Till is usually a good foundation soil. However, boulders and soft layers may cause problems if undetected during the field investigation.
There are several soil conditions that are particularly challenging, including:
Soils that fill abandoned waterways are usually weak and cut-offs highly compressible. The depth of these soils should be determined. Estimates should be made of potential settlement early in the design phase. This allows time for development of suitable measures for treating the soil or accommodating settlement.
Potential landslides are not easily detected, but evidence of displacement such as bowed trees and tilted or warped strata should be noted. Sensitive clays and cutting action of eroding rivers significantly increase the risk of landslides. Slopes and excavations should be minimized. Seasonal variations in the local water table should be considered in the design. Finally, it is important to make suitable arrangements for drainage provided at the top and toe of slopes.
The retreating continental ice sheet left large blocks of ice that melted and left depressions, which eventually filled with peat or with soft organic soils. Lateral dimensions can vary from a few to several hundred feet. Depths of kettle holes usually do not exceed 40% of lateral dimensions and can sometimes be identified as shallow surface depressions.
Mined Areas and Sinkholes
Mined areas leave voids beneath the surface soil that may lead to severe ground movements. Sinkholes result in differential settlement from subsidence or caving. Sinkholes are deep depressions formed by the collapse of the roofs of underground caverns such as in limestone.

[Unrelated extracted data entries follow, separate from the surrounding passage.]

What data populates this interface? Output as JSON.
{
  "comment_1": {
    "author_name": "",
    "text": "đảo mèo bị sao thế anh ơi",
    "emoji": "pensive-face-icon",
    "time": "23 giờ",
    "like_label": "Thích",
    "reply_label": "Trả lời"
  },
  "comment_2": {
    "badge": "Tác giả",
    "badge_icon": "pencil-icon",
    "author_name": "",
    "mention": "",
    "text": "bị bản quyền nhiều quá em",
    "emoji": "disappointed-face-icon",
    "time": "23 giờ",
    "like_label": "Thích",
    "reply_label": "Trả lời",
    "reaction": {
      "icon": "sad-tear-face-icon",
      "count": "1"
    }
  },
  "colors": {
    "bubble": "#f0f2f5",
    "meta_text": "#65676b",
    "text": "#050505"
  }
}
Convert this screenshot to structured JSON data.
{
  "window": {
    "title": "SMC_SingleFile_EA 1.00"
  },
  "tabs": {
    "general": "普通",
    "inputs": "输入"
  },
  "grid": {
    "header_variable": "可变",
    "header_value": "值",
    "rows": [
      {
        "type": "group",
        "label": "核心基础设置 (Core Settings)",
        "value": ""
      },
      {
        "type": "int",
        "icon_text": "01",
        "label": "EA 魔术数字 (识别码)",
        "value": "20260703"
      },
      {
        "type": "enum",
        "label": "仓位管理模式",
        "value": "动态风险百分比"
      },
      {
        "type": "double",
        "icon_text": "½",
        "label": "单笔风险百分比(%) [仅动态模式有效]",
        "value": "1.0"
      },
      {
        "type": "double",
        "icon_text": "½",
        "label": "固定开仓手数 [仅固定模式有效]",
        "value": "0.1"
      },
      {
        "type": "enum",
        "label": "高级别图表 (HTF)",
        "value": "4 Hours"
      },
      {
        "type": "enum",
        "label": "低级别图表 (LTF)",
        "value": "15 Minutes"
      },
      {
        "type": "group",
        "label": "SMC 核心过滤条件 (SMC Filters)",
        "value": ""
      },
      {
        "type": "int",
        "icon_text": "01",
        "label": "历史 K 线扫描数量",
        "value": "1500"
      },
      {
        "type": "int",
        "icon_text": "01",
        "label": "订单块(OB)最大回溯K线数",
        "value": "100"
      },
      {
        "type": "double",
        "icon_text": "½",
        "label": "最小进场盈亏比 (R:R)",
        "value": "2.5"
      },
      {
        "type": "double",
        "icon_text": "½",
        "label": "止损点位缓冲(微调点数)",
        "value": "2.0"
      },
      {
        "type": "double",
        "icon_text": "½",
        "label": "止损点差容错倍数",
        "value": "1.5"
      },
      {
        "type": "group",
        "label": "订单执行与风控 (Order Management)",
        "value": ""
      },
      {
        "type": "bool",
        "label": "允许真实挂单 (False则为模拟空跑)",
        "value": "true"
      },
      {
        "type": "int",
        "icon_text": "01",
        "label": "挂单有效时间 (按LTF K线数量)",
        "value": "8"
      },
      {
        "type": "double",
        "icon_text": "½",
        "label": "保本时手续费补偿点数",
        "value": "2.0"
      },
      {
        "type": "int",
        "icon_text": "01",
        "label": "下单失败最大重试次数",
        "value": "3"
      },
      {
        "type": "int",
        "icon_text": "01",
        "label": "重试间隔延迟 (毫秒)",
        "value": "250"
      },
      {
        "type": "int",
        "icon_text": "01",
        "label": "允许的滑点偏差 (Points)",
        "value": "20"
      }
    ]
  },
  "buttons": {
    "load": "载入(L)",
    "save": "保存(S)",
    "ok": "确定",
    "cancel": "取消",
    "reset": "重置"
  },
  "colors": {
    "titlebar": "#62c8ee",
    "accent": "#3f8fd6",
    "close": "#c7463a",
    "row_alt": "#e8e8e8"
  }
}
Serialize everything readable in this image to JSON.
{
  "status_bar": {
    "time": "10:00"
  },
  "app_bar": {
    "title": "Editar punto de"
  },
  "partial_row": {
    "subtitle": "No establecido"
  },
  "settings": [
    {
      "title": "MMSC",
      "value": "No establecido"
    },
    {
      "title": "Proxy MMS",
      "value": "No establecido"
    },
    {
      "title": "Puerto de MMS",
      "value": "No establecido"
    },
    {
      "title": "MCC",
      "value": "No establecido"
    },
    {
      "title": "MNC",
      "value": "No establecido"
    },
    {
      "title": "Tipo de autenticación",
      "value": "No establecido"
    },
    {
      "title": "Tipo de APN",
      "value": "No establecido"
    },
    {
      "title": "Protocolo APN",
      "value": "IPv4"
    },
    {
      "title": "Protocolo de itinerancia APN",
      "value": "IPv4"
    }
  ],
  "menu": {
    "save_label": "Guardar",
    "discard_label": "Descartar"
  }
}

Maps of previous mined areas are helpful when available. (Link to articles about abandoned mines.) Published geological data, nondestructive in situ tests, and past experience help indicate the existence of subsurface cavities. Investigations should be thorough to accurately determine the existence and location of any subsurface voids.
Lateral distortions are usually not significant but can occur in highly plastic soils near the edge of surface loads. These distortions can adversely affect the performance of foundations of structures and embankments. Driven piles can cause large lateral displacements and excessive pressures on retaining walls.
Compression of fills or consolidation of soft soil adjacent to wall footings or piles cause downdrag on the footing or pile. This leads to substantial loads at the base of the foundation that can exceed the bearing capacity of the underlying soil supporting the footing or pile. Failure of the foundation can occur with gross distortion.
Cohesionless soil, especially loose sands and gravels, can densify and settle when subject to machine vibration, blasts, and earthquakes. Distortion with negligible volume change can occur in loose, saturated sands due to liquefaction. Low-level sustained vibration can densify saturated sands.
These soils have great potential for volume change with change in water content. Clay soils with high colloidal contents, such as montmorillonite, found in regions where high rainfalls are followed by long periods of little or no rainfall, exhibit high volume increases and decreases. Laboratory tests for determining the swell potential should be conducted.
Problems associated with swelling and shrinking soils are total and differential settlement or heave, excessive pressures on retaining structures, and cracking of embankments.
Suitable foundations can be provided by removing and replacing the undesirable soil, isolating the structural element of foundation from the soil, designing a structure capable of resisting heave pressures, or preventing heave from occurring by prewetting. Membranes and surficial grading can accomplish prevention of water access.
Ultimately, properly identifying special soils and problem conditions are a critical part of the building process. Project managers should allow enough time to determine how the results of the soil and conditions analysis will impact the design. Proper soil preparation and risk mitigation will result in a strong and durable foundation.